プライベートな質問は相手との距離感を縮めてから
質問にも距離感が存在します。家族や親しい友人なら家に招き、プライベートスペースで一緒に過ごします。
しかし、たとえば荷物の配達員の方とは、玄関というパブリックスペースでやりとりをして終わりますよね。
同様に、心の中にもパブリックとプライベートなスペースが存在します。
初対面の場合や親しくない人には、「それ、お高いんでしょう?」「お子さんは?」などと立ち入った質問をするのではなく「雨が降りそうですね。お帰りは大丈夫ですか?」といった天気の話など、パブリックな質問からスタートしたほうが、失礼になることはありません。
まずは、相手が話題にしたことや興味のあることについて質問しましょう。プライベートな質問へと移行するのは、相手との心理的な距離が縮んでからにするのがポイントです。
その質問は「相手がしてほしい質問」か
質問で相手を不快にしてしまう人はどんな人でしょうか?
それは、自分がしたい質問をしている人です。質問するべきは、相手がしてほしい質問です。コーチングの世界では、「自分ではなく、相手が話したいことを話す」のが基本です。それが質問の質を上げるための第一歩です。
相手の気持ちを掴みたい、信用されたいと思ったら、図表1の①自分も相手も興味がある内容の質問をすれば、両者とも楽しく会話ができます。趣味や仕事で共通の悩みや関心がある相手なら、話題も選びやすいはずです。
次に有効なのが、②自分は興味がなく、相手が興味のある質問です。人が一番話したいのは自分のことなので、相手が興味のあることを話したほうが好感を持ってもらえます。

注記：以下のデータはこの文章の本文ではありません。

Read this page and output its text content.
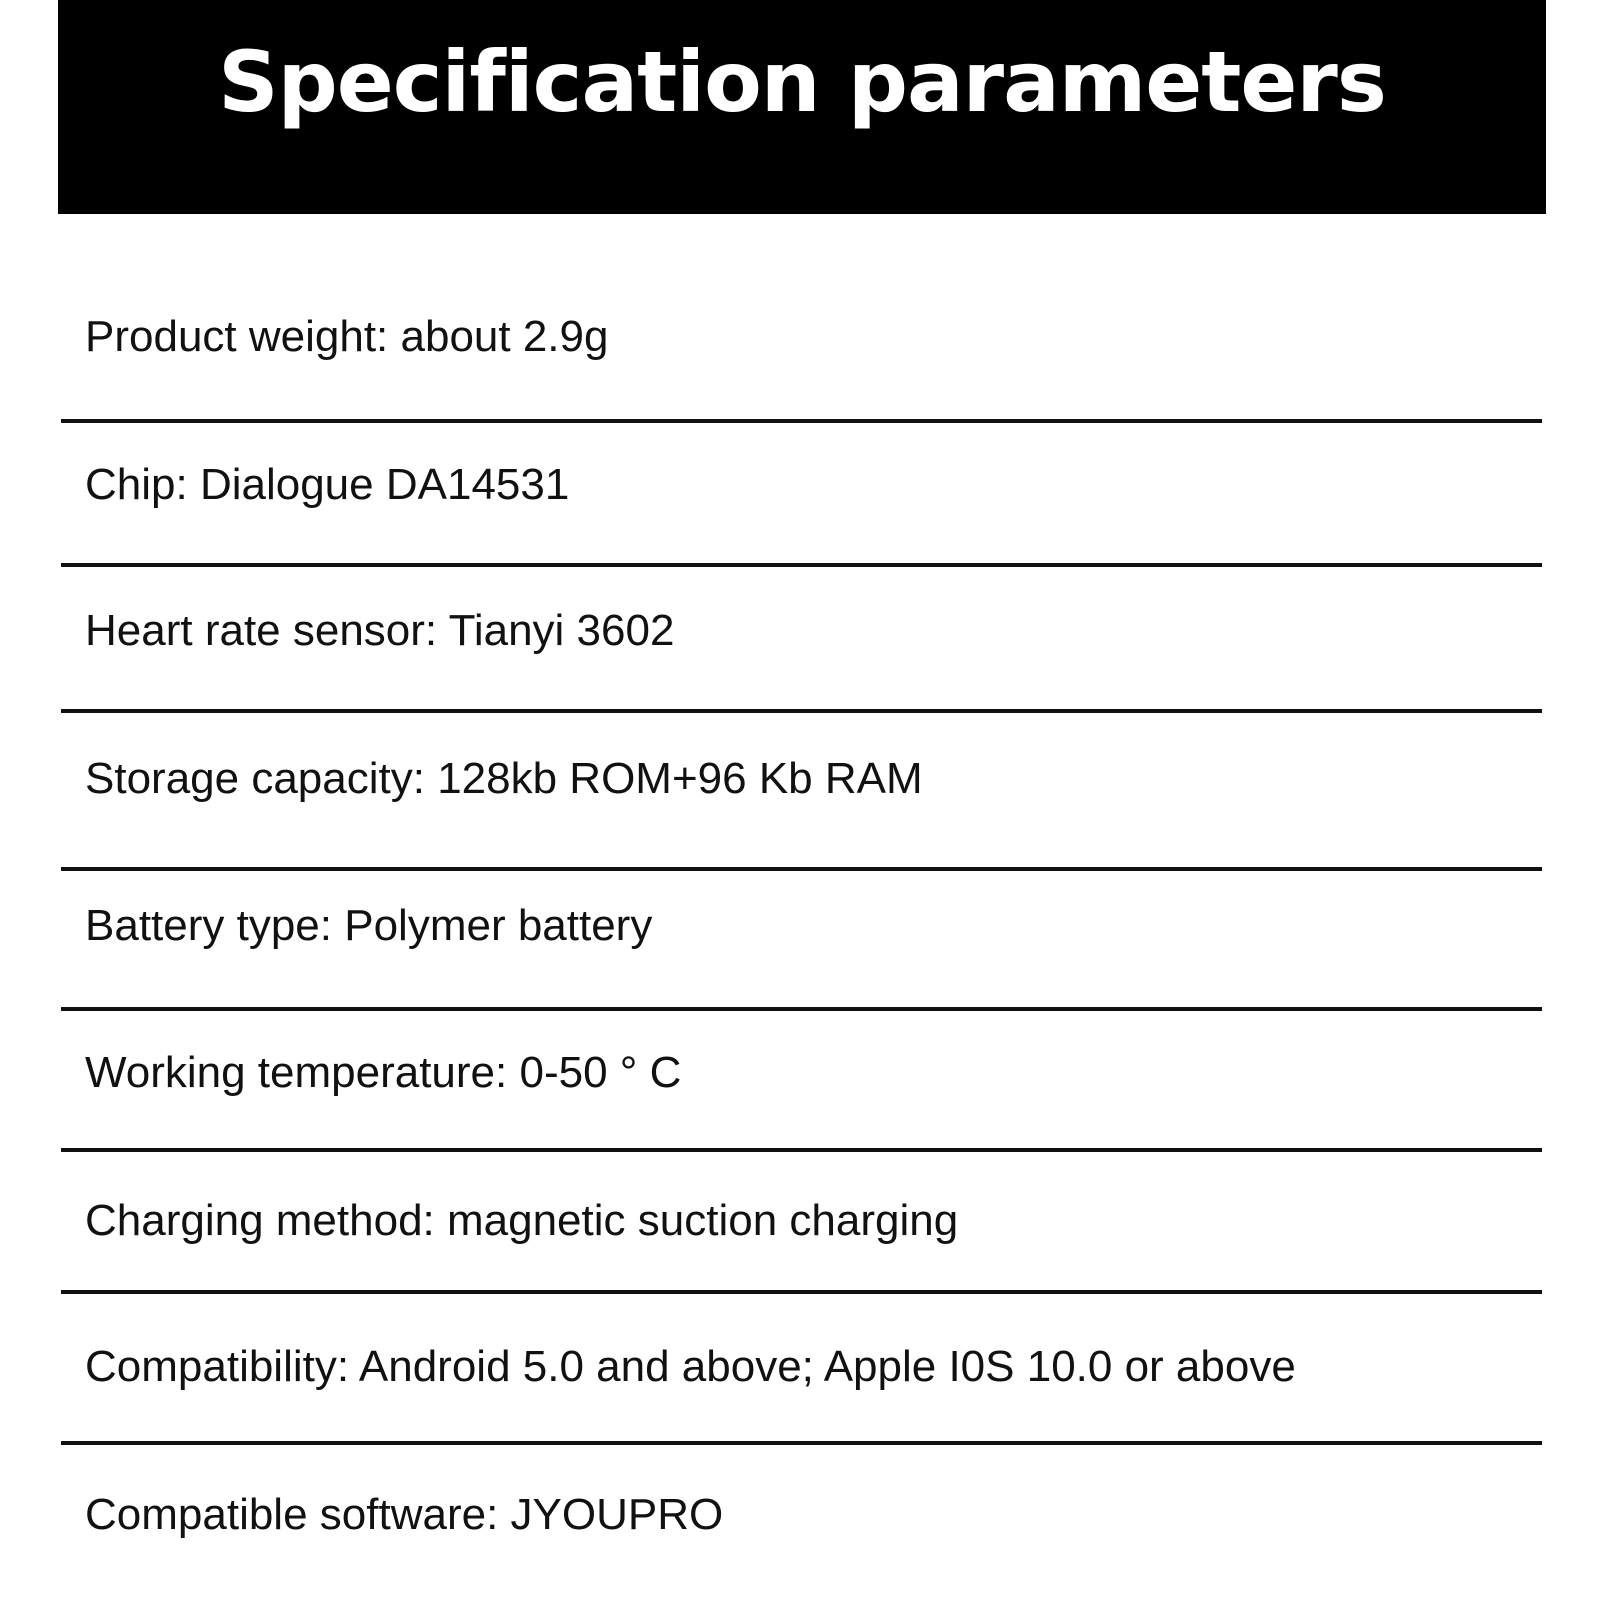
Specification parameters
Product weight: about 2.9g
Chip: Dialogue DA14531
Heart rate sensor: Tianyi 3602
Storage capacity: 128kb ROM+96 Kb RAM
Battery type: Polymer battery
Working temperature: 0-50 ° C
Charging method: magnetic suction charging
Compatibility: Android 5.0 and above; Apple I0S 10.0 or above
Compatible software: JYOUPRO
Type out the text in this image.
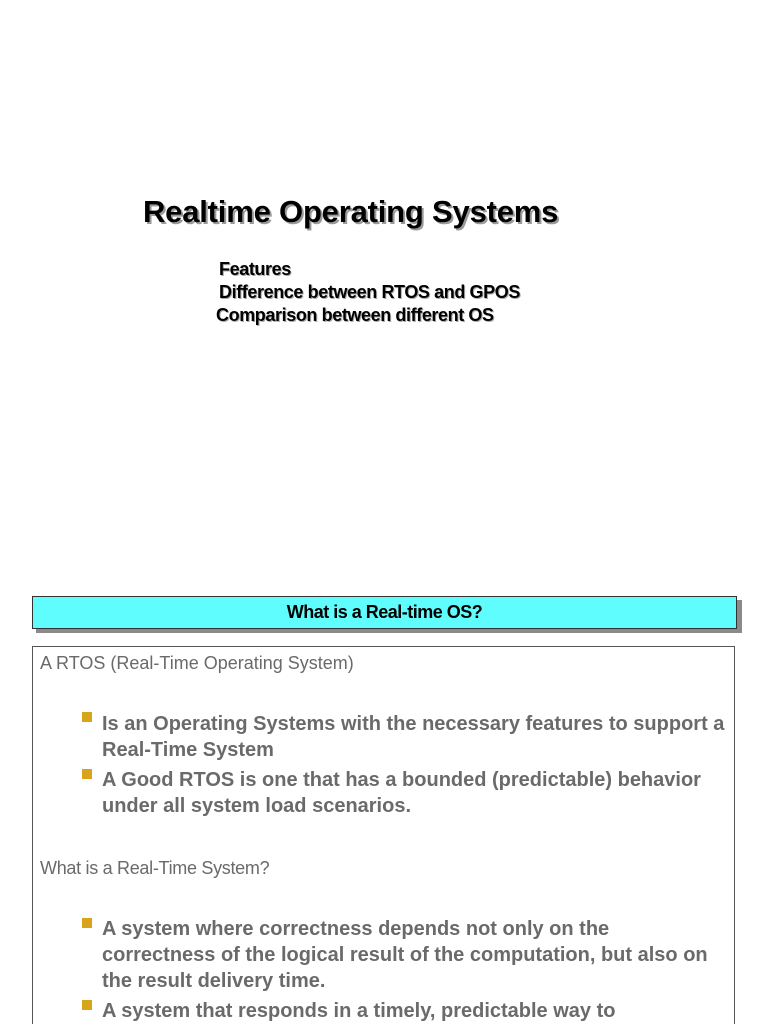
Realtime Operating Systems
Features
Difference between RTOS and GPOS
Comparison between different OS
What is a Real-time OS?
A RTOS (Real-Time Operating System)
Is an Operating Systems with the necessary features to support a Real-Time System
A Good RTOS is one that has a bounded (predictable) behavior under all system load scenarios.
What is a Real-Time System?
A system where correctness depends not only on the correctness of the logical result of the computation, but also on the result delivery time.
A system that responds in a timely, predictable way to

たとえば、以前相手が「最近ゴルフを始めて……」と話していたのなら、「最近、ゴルフはされてますか?」と質問してみる。
また、相手が仕事で忙しい人なら、「お仕事お忙しそうですが、お疲れではないですか?」と労う。
初対面の人なら、相手の話に「北海道ご出身なんですか? では、寒さには強い方ですか?」などとフォロー質問をしていくのがおすすめです。
③相手は興味がないが、どうしても自分が話したい話題は「ちょっとお聞きしたいことがありまして……」と切り出して話す。
④相手も自分も興味がさほどない「今日はいいお天気ですね」などは、会話のきっかけとして儀礼的に使うのはOK。ただし、必要以上に長く話さないのがポイントです。
自分がベラベラと話すより、相手に質問をするほうがよっぽど好感を持たれます。どんな質問をするにしても、「相手は何に関心があるのか?」と普段から心の矢印を相手に向けることが大切です。